Pacman wasn’t thinking about fishing or anything like it. Pacman was glued to a phone and trying to stop himself climbing the wall. Ray Mackeson, now back at Fort Meade, Maryland, was on the other end and Pacman was giving him some of the worst news of his life.
‘He’s out there now, Ray. I mean, what the hell we gonna do? Goddam company’s screwed up on security. I told ’em. You know I told ’em. What did they think? This was some kind of cold cure? I told them, these guinea pigs gonna turn into grizzly bears. You gotta build a strong enough cage to hold ’em in.’
Mackeson, safely away from it, was annoyingly calm. ‘Pacman. Calm down. No one’s blaming you. One man’s out, that’s all. You got the National Guard coming and the Feds. They’ll fix it and I’ll tell you what they’re going to be saying after.’
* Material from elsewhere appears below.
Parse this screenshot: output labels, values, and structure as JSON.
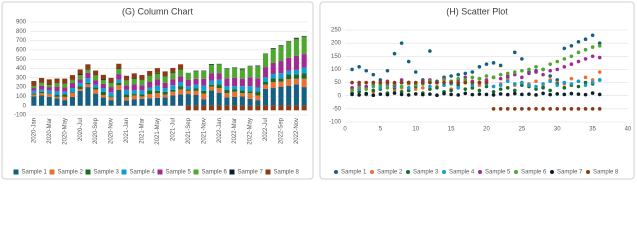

Lanie was opening the trunk when the white Chevy Malibu came into the parking lot and she stopped to look at it because of the way the tyres were squealing with the speed. Puritan Bluff was a pretty safe town normally. Drivers who drove like that should be ashamed of themselves with kids around. As if to make the point a family came out the door of the Ribs Shack. Three kids, Mom, Pop, Grandma, the kids unhooking one of them shaggy English sheepdogs from where it had been patiently waiting, a picture of small-town American domesticity. That should show the Chevy driver this ain’t the place for screaming tyres, she thought.